Still, it's hard to see how the inexorable spread of voice technology can be stopped. This was evident at last week's Toy Fair in New York City. At least half a dozen toys featured some degree of voice recognition. Among the offerings was a pigtailed doll called ""My Best Friend,'' which can ask math and spelling questions and judge whether a child's answer is correct. The toy has many unlikely cousins, which are all testing the public's desire for speech-enabled gadgetry. The new Jaguar S-type sedan, out this May, will come equipped with voice-activated climate, audio and telephone controls (no voice-operated steering yet). A new cordless phone from the Fort Worth, Texas-based Uniden lets you dial by saying the names associated with numbers you store in its memory.
And there's more to come. Bill Gates has promised that within 10 years we'll control the personal computer with voice commands. Industry execs predict that ever speedier and cheaper silicon chips will make possible speech-enabled microwaves and VCRs within the next five years. It's a far cry from changing plane tickets on your mobile phone.
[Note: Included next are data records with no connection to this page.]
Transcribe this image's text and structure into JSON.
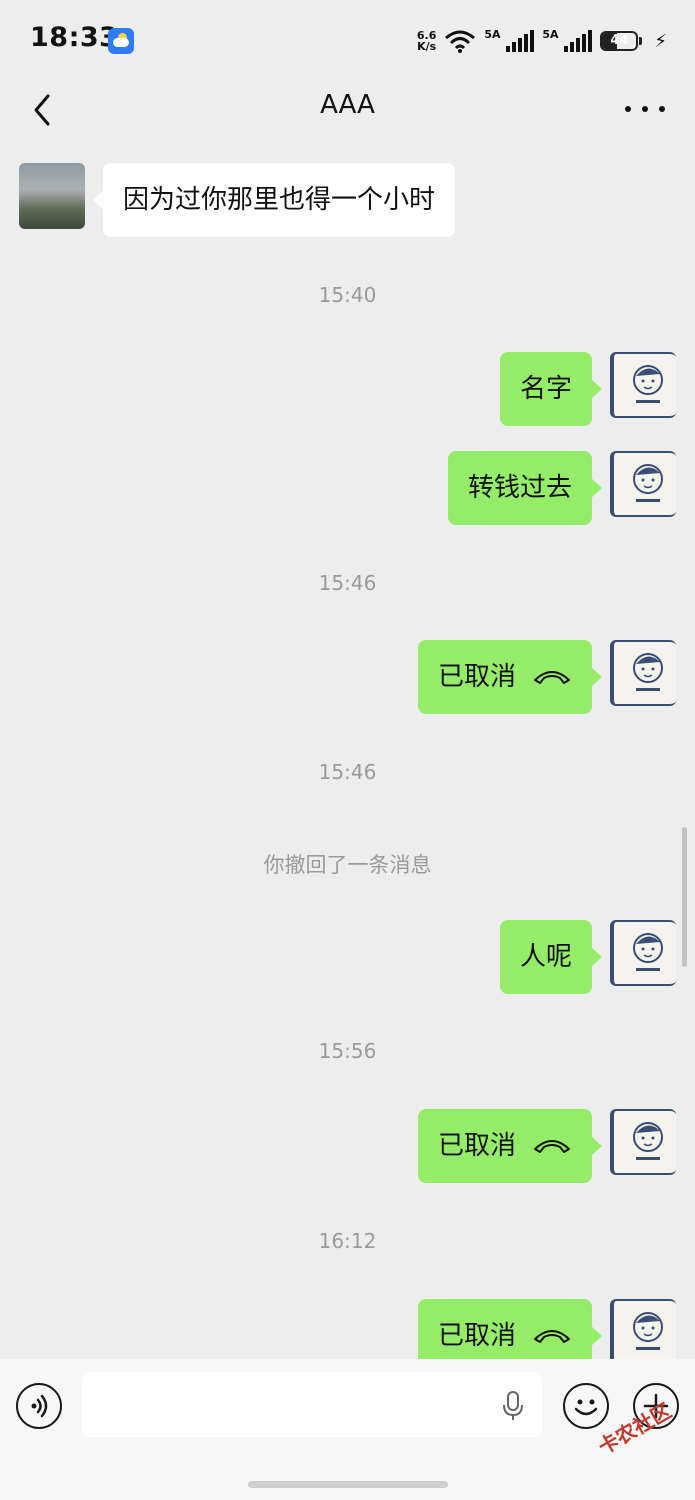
{
  "status_bar": {
    "time": "18:33",
    "net_speed_top": "6.6",
    "net_speed_bottom": "K/s",
    "sim1_label": "5A",
    "sim2_label": "5A",
    "battery_level": "44",
    "battery_fraction": 0.44
  },
  "navbar": {
    "title": "AAA"
  },
  "messages": [
    {
      "type": "text",
      "side": "other",
      "text": "因为过你那里也得一个小时"
    },
    {
      "type": "timestamp",
      "text": "15:40"
    },
    {
      "type": "text",
      "side": "me",
      "text": "名字"
    },
    {
      "type": "text",
      "side": "me",
      "text": "转钱过去"
    },
    {
      "type": "timestamp",
      "text": "15:46"
    },
    {
      "type": "call",
      "side": "me",
      "text": "已取消"
    },
    {
      "type": "timestamp",
      "text": "15:46"
    },
    {
      "type": "notice",
      "text": "你撤回了一条消息"
    },
    {
      "type": "text",
      "side": "me",
      "text": "人呢"
    },
    {
      "type": "timestamp",
      "text": "15:56"
    },
    {
      "type": "call",
      "side": "me",
      "text": "已取消"
    },
    {
      "type": "timestamp",
      "text": "16:12"
    },
    {
      "type": "call",
      "side": "me",
      "text": "已取消"
    }
  ],
  "input_bar": {
    "value": "",
    "placeholder": ""
  },
  "watermark": "卡农社区",
  "colors": {
    "background": "#ededed",
    "my_bubble": "#95ec69",
    "other_bubble": "#ffffff",
    "timestamp_text": "#9a9a9a"
  }
}
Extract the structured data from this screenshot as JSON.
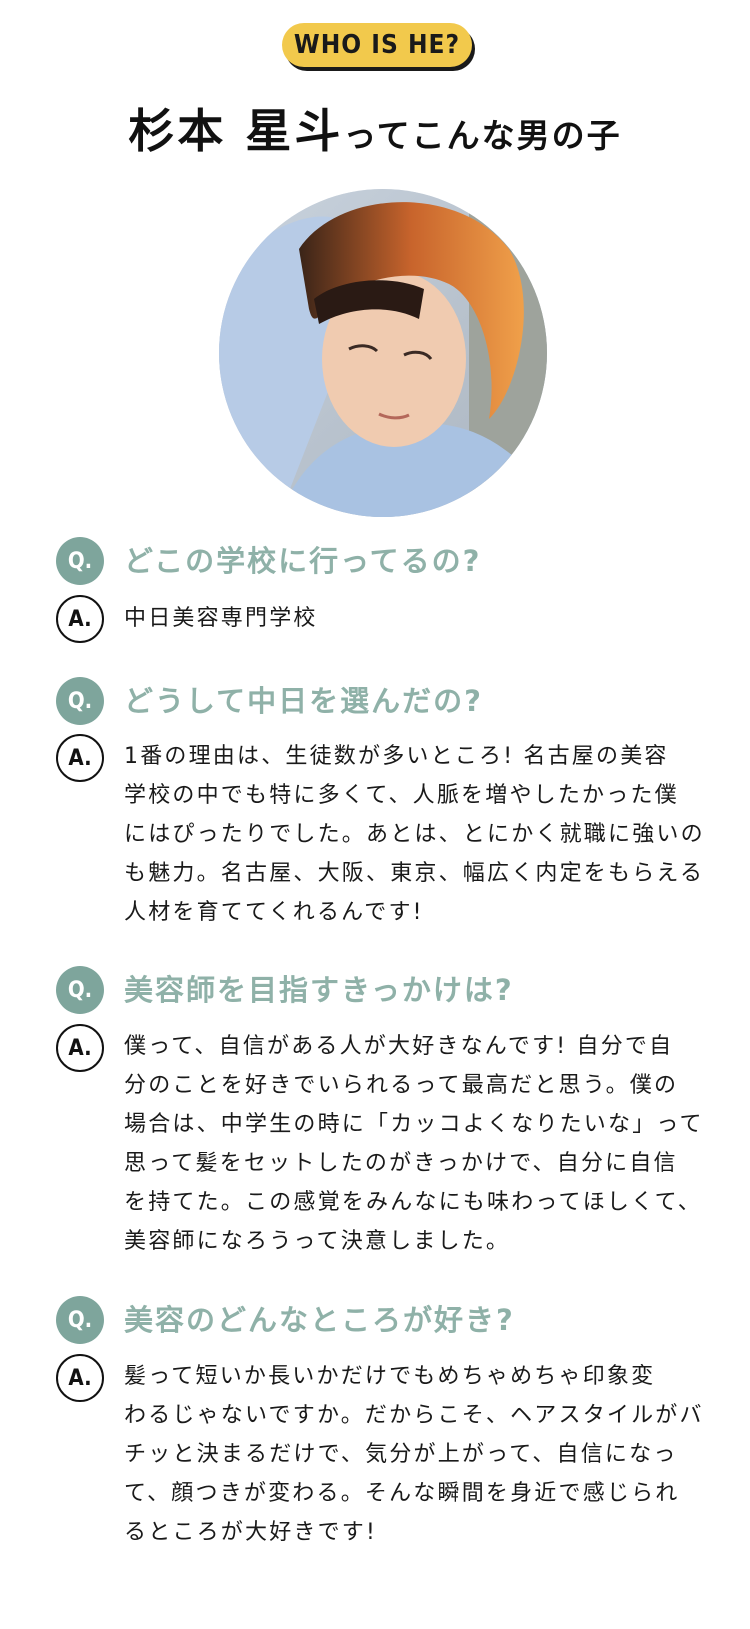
{
  "header": {
    "badge": "WHO IS HE?",
    "name": "杉本 星斗",
    "subtitle": "ってこんな男の子"
  },
  "photo": {
    "icon": "portrait-photo"
  },
  "qa": [
    {
      "q_marker": "Q.",
      "a_marker": "A.",
      "question": "どこの学校に行ってるの?",
      "answer_lines": [
        "中日美容専門学校"
      ]
    },
    {
      "q_marker": "Q.",
      "a_marker": "A.",
      "question": "どうして中日を選んだの?",
      "answer_lines": [
        "1番の理由は、生徒数が多いところ! 名古屋の美容",
        "学校の中でも特に多くて、人脈を増やしたかった僕",
        "にはぴったりでした。あとは、とにかく就職に強いの",
        "も魅力。名古屋、大阪、東京、幅広く内定をもらえる",
        "人材を育ててくれるんです!"
      ]
    },
    {
      "q_marker": "Q.",
      "a_marker": "A.",
      "question": "美容師を目指すきっかけは?",
      "answer_lines": [
        "僕って、自信がある人が大好きなんです! 自分で自",
        "分のことを好きでいられるって最高だと思う。僕の",
        "場合は、中学生の時に「カッコよくなりたいな」って",
        "思って髪をセットしたのがきっかけで、自分に自信",
        "を持てた。この感覚をみんなにも味わってほしくて、",
        "美容師になろうって決意しました。"
      ]
    },
    {
      "q_marker": "Q.",
      "a_marker": "A.",
      "question": "美容のどんなところが好き?",
      "answer_lines": [
        "髪って短いか長いかだけでもめちゃめちゃ印象変",
        "わるじゃないですか。だからこそ、ヘアスタイルがバ",
        "チッと決まるだけで、気分が上がって、自信になっ",
        "て、顔つきが変わる。そんな瞬間を身近で感じられ",
        "るところが大好きです!"
      ]
    }
  ]
}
But if speech recognition can lick the complexity of the PC and VCR, then it will certainly have people talking.
Father: "CAR. . .START UP. . .OPEN WINDOW"
Car: "WHERE ARE WE GOING? YOU NEED GAS"
Father: "PHONE. . .CAN I BOOK A FLIGHT TO PITTSBURGH. . .TUESDAY MORNING?"
Phone: "SEARCHING. . . . . .FIRST CLASS, OR COACH?"
Oven: "ALERT. . .YOUR CAKE IS BURNING!!"
Mother: "OVEN. . .TURN OFF NOW! TV. . .WHAT'S ON CHANNEL 3 AT 8:00?"
TV: " 'LOOK WHO'S TALKING' (PG)"
Daughter: "MONKEY. . .LET'S PLAY!"
Toy Monkey: "ALRIGHT! WHAT IS YOUR PASSWORD?"
Son: "COMPUTER. . .TAKE A LETTER"
Computer: "O.K. 'KIDDO' BUSINESS OR PERSONAL?
HOW SPEECH RECOGNITION WORKS Common sound patterns, or phonemes, are the backbone of the technology. Every word, phrase or sentence--no matter how complex--is a sequence of phonemes. Here's how MovieFone customers will use it:
1 After being prompted, the moviegoer says the name of the movie she wants to see.
2 Her sounds are converted to numeric values for comparison to phonemes.
3 Phonemes for each title are scored according to how well they match the spoken words.
4 The title with the highest score (here a 35) is used to retrieve movie information.